Carmen Campo nos ofrece un relato en el que la libertad, la soledad y la magia se funden y nos atrapan.

Carmen Campo Lerma

—¿Que cómo empezó el imperio rosa? Porque ya sabe que lo de rosa me representa a mí, porque yo soy muy de rosa. Usted no es de aquí, ¿verdad? Bueno, pues yo le contaré. Tome asiento.

La biógrafa obedeció. Se sentó en el sillón opuesto a la gran Saray, la autocoronada emperatriz del rosa y soberana aparente de Calé de Arriba. El sillón gritó a su peso con la tapicería rosa chicle. Era una sinfonía de rosa por todas partes. Ella, luchando para concentrarse, sacó sus utensilios e inició la grabación. La gran Saray se colocó erguida y dejó sobre la mesita baja y ancha que las separaba su copa de champán con trazas de oro.

—Sé lo que dice la gente —dijo ella de pronto—: que, al nacer aparentemente sin poderes, mis padres me trataban diferente. Y sí; para qué lo vamos a negar. Era un bicho raro, e, igual que en casa, en todas partes. Calé de Arriba es conocido gracias a mí. Punto. Si no, ¿de qué le iba a importar a nadie un pueblecito en el interior del interior de la Península, donde lo único especial que une a sus doscientos habitantes son sus poderes? Y, encima, no lo sabía nadie. Así es. Tú no eres de aquí, así que te daré la explicación larga. Los de la capital siempre me ponéis la misma cara.

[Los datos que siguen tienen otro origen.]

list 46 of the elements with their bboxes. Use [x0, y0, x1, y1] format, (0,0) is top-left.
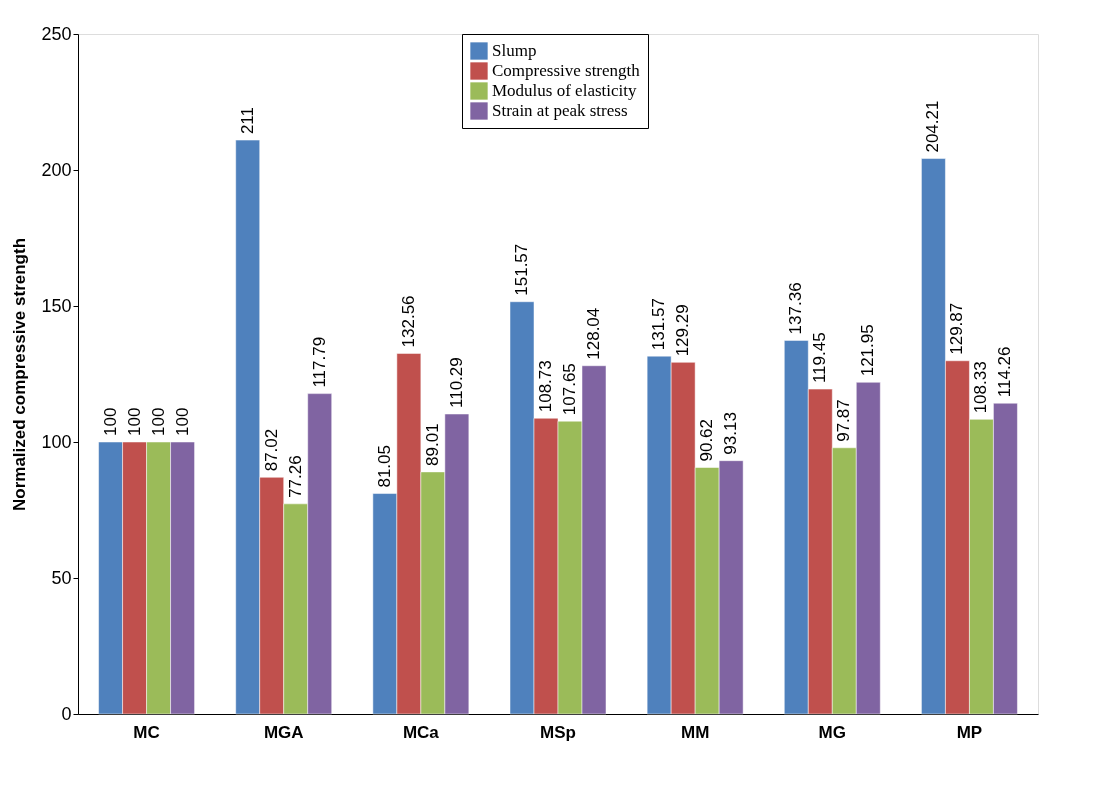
- x-tick-label: MM: [680, 722, 710, 742]
- data-label: 151.57: [512, 243, 531, 296]
- data-label: 87.02: [261, 428, 281, 472]
- data-label: 119.45: [810, 332, 830, 384]
- data-label: 108.73: [536, 360, 555, 413]
- legend-label: Strain at peak stress: [492, 101, 628, 120]
- x-tick-label: MP: [956, 722, 983, 742]
- data-label: 89.01: [422, 423, 442, 466]
- y-axis-title: Normalized compressive strength: [10, 237, 30, 512]
- y-tick-label: 0: [61, 703, 72, 724]
- data-label: 129.87: [947, 302, 967, 355]
- data-label: 114.26: [995, 346, 1015, 398]
- data-label: 204.21: [923, 100, 943, 153]
- x-tick-label: MC: [133, 722, 160, 742]
- y-tick-label: 250: [41, 23, 72, 44]
- data-label: 100: [124, 407, 144, 436]
- data-label: 132.56: [398, 295, 418, 348]
- x-tick-label: MGA: [263, 722, 304, 742]
- x-tick-label: MSp: [540, 722, 576, 742]
- y-tick-label: 150: [41, 295, 72, 316]
- legend-label: Compressive strength: [492, 61, 641, 80]
- data-label: 108.33: [971, 361, 991, 414]
- data-label: 131.57: [649, 298, 669, 351]
- legend-label: Modulus of elasticity: [492, 81, 637, 100]
- data-label: 93.13: [721, 412, 741, 455]
- data-label: 211: [237, 106, 257, 135]
- legend-label: Slump: [492, 41, 537, 60]
- data-label: 117.79: [309, 336, 329, 388]
- data-label: 107.65: [560, 363, 579, 416]
- data-label: 90.62: [697, 418, 717, 462]
- data-label: 81.05: [374, 445, 394, 488]
- data-label: 129.29: [673, 304, 693, 357]
- data-label: 137.36: [786, 282, 806, 335]
- data-label: 110.29: [446, 357, 466, 409]
- data-label: 100: [148, 407, 168, 436]
- data-label: 100: [100, 407, 120, 436]
- y-tick-label: 100: [41, 431, 72, 452]
- data-label: 128.04: [584, 307, 603, 360]
- data-label: 121.95: [858, 324, 878, 377]
- y-tick-label: 200: [41, 159, 72, 180]
- data-label: 100: [172, 407, 192, 436]
- y-tick-label: 50: [51, 567, 72, 588]
- x-tick-label: MG: [818, 722, 846, 742]
- data-label: 97.87: [834, 399, 854, 442]
- data-label: 77.26: [285, 455, 305, 498]
- x-tick-label: MCa: [402, 722, 440, 742]
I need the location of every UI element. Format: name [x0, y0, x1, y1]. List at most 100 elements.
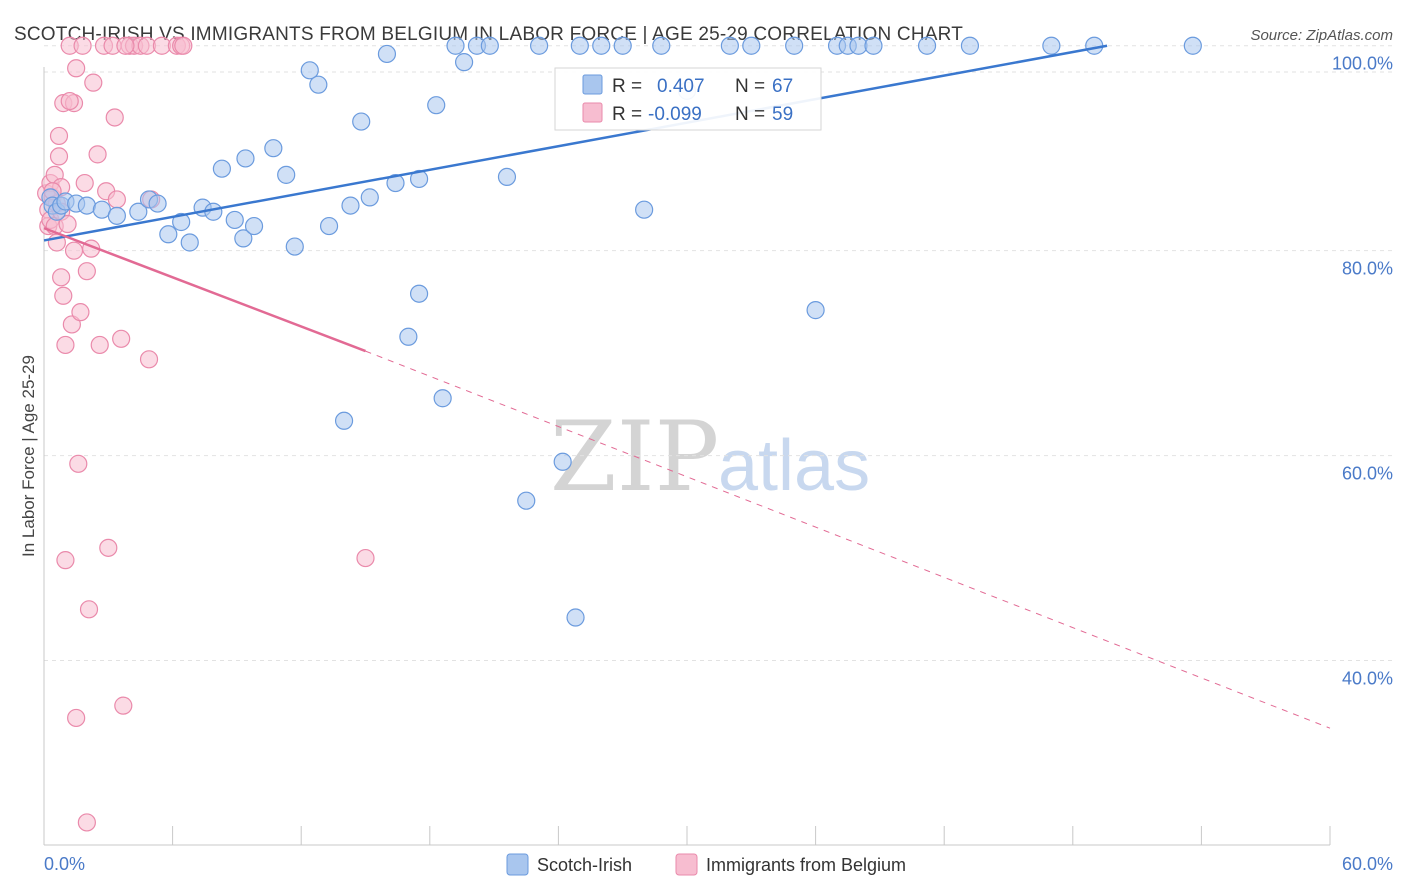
trend-line-scotch-irish: [43, 44, 1108, 242]
belgium-point-22: [64, 241, 84, 260]
belgium-point-41: [107, 190, 126, 209]
scotch-irish-point-13: [172, 212, 191, 232]
scotch-irish-point-9: [129, 202, 148, 221]
y-tick-label-80: 80.0%: [1342, 259, 1393, 279]
x-tick-marks: [43, 826, 1331, 845]
scotch-irish-point-54: [720, 36, 739, 55]
belgium-point-30: [77, 262, 96, 281]
scotch-irish-point-50: [613, 36, 632, 55]
stats-swatch-immigrants-from-belgium: [582, 102, 603, 123]
scotch-irish-point-24: [285, 237, 304, 256]
scotch-irish-point-39: [446, 36, 465, 55]
scotch-irish-point-29: [341, 196, 360, 215]
y-tick-label-40: 40.0%: [1342, 669, 1393, 689]
trend-lines: [43, 44, 1331, 729]
legend-label-immigrants-from-belgium[interactable]: Immigrants from Belgium: [706, 855, 906, 875]
trend-line-belgium-extension: [365, 350, 1331, 729]
watermark-zip: ZIP: [550, 401, 719, 513]
belgium-point-29: [75, 173, 94, 193]
belgium-point-35: [90, 335, 109, 355]
belgium-point-34: [88, 145, 107, 164]
belgium-point-55: [356, 548, 375, 568]
grid-lines: [44, 45, 1393, 662]
legend-swatch-scotch-irish[interactable]: [506, 853, 529, 876]
scotch-irish-point-46: [553, 452, 572, 471]
stats-r-label-belgium: R =: [612, 104, 642, 125]
scotch-irish-point-19: [234, 229, 253, 248]
legend-label-scotch-irish[interactable]: Scotch-Irish: [537, 855, 632, 875]
source-label: Source: ZipAtlas.com: [1250, 27, 1393, 44]
scotch-irish-point-44: [517, 491, 536, 510]
scotch-irish-point-64: [1042, 36, 1061, 55]
scotch-irish-point-25: [300, 61, 319, 80]
belgium-point-24: [67, 59, 86, 78]
stats-n-label-scotch-irish: N =: [735, 76, 765, 97]
stats-n-value-belgium: 59: [772, 104, 793, 125]
scotch-irish-point-11: [148, 194, 167, 213]
belgium-point-54: [174, 36, 193, 55]
belgium-point-43: [114, 696, 133, 715]
belgium-point-17: [56, 335, 75, 355]
belgium-point-38: [99, 538, 118, 557]
y-axis-label: In Labor Force | Age 25-29: [19, 355, 38, 557]
legend-swatch-immigrants-from-belgium[interactable]: [675, 853, 698, 876]
scotch-irish-point-28: [334, 411, 354, 430]
stats-swatch-scotch-irish: [582, 74, 603, 95]
stats-n-label-belgium: N =: [735, 104, 765, 125]
belgium-point-49: [116, 36, 135, 55]
scotch-irish-point-47: [566, 608, 585, 627]
y-tick-labels: 40.0% 60.0% 80.0% 100.0%: [1332, 54, 1393, 689]
y-tick-label-60: 60.0%: [1342, 464, 1393, 484]
scotch-irish-point-56: [785, 36, 804, 55]
watermark: ZIP atlas: [550, 401, 870, 513]
scotch-irish-point-52: [652, 36, 671, 55]
belgium-point-27: [71, 303, 90, 322]
scotch-irish-point-48: [570, 36, 589, 55]
series-immigrants-from-belgium: [37, 36, 375, 832]
belgium-point-57: [60, 91, 79, 111]
scotch-irish-point-33: [386, 173, 405, 193]
belgium-point-14: [52, 268, 71, 287]
scotch-irish-point-43: [497, 167, 517, 187]
belgium-point-19: [58, 214, 77, 234]
scotch-irish-point-55: [742, 36, 761, 55]
belgium-point-11: [49, 126, 69, 146]
trend-line-belgium: [43, 226, 366, 353]
scotch-irish-point-42: [480, 36, 499, 55]
belgium-point-31: [79, 600, 99, 619]
scotch-irish-point-63: [960, 36, 980, 55]
scotch-irish-point-23: [277, 165, 296, 184]
x-tick-label-min: 0.0%: [44, 854, 85, 874]
scotch-irish-point-51: [635, 200, 654, 219]
scotch-irish-point-14: [180, 233, 199, 252]
scotch-irish-point-36: [409, 169, 429, 189]
scotch-irish-point-66: [1183, 36, 1202, 55]
stats-r-value-scotch-irish: 0.407: [657, 76, 705, 97]
scotch-irish-point-61: [864, 36, 883, 55]
belgium-point-56: [139, 350, 159, 369]
scotch-irish-point-17: [212, 159, 231, 178]
belgium-point-25: [67, 708, 86, 728]
scotch-irish-point-49: [592, 36, 611, 55]
scotch-irish-point-31: [360, 188, 379, 207]
scotch-irish-point-32: [377, 44, 397, 64]
stats-n-value-scotch-irish: 67: [772, 76, 793, 97]
belgium-point-33: [84, 73, 103, 92]
scotch-irish-point-27: [319, 216, 339, 236]
scotch-irish-point-12: [159, 225, 178, 244]
watermark-atlas: atlas: [718, 426, 870, 506]
belgium-point-18: [56, 551, 75, 570]
scotch-irish-point-8: [107, 206, 126, 225]
scotch-irish-point-45: [530, 36, 549, 55]
bottom-legend: Scotch-Irish Immigrants from Belgium: [506, 853, 906, 876]
scotch-irish-point-20: [236, 149, 255, 168]
belgium-point-21: [62, 315, 81, 334]
scotch-irish-point-37: [427, 96, 446, 115]
scotch-irish-point-26: [309, 75, 328, 94]
scotch-irish-point-30: [352, 112, 371, 131]
scotch-irish-point-18: [225, 210, 244, 230]
scotch-irish-point-34: [399, 327, 418, 346]
scotch-irish-point-38: [433, 389, 452, 408]
belgium-point-28: [73, 36, 92, 55]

»Desde hace por lo menos cinco generaciones, en mi pueblo se ha nacido siempre con poderes. Se manifestaban a los trece años. Por supuesto, antes de mi campaña publicitaria, esto solo lo sabían la Junta Territorial y el Gobierno Regional, que tuvieron a bien no contarlo nunca y acordaron con el alcalde un estatuto de secretismo que protegió al pueblo, volviéndolo todavía más invisible. ¿Que dónde me deja a mí eso? Señorita, mi madre podía mover objetos con la mente, mi padre controlaba el fuego y, antes que ellos, mis abuelos habían podido crear vida natural y hacer brotar manantiales de la más mínima gota de agua.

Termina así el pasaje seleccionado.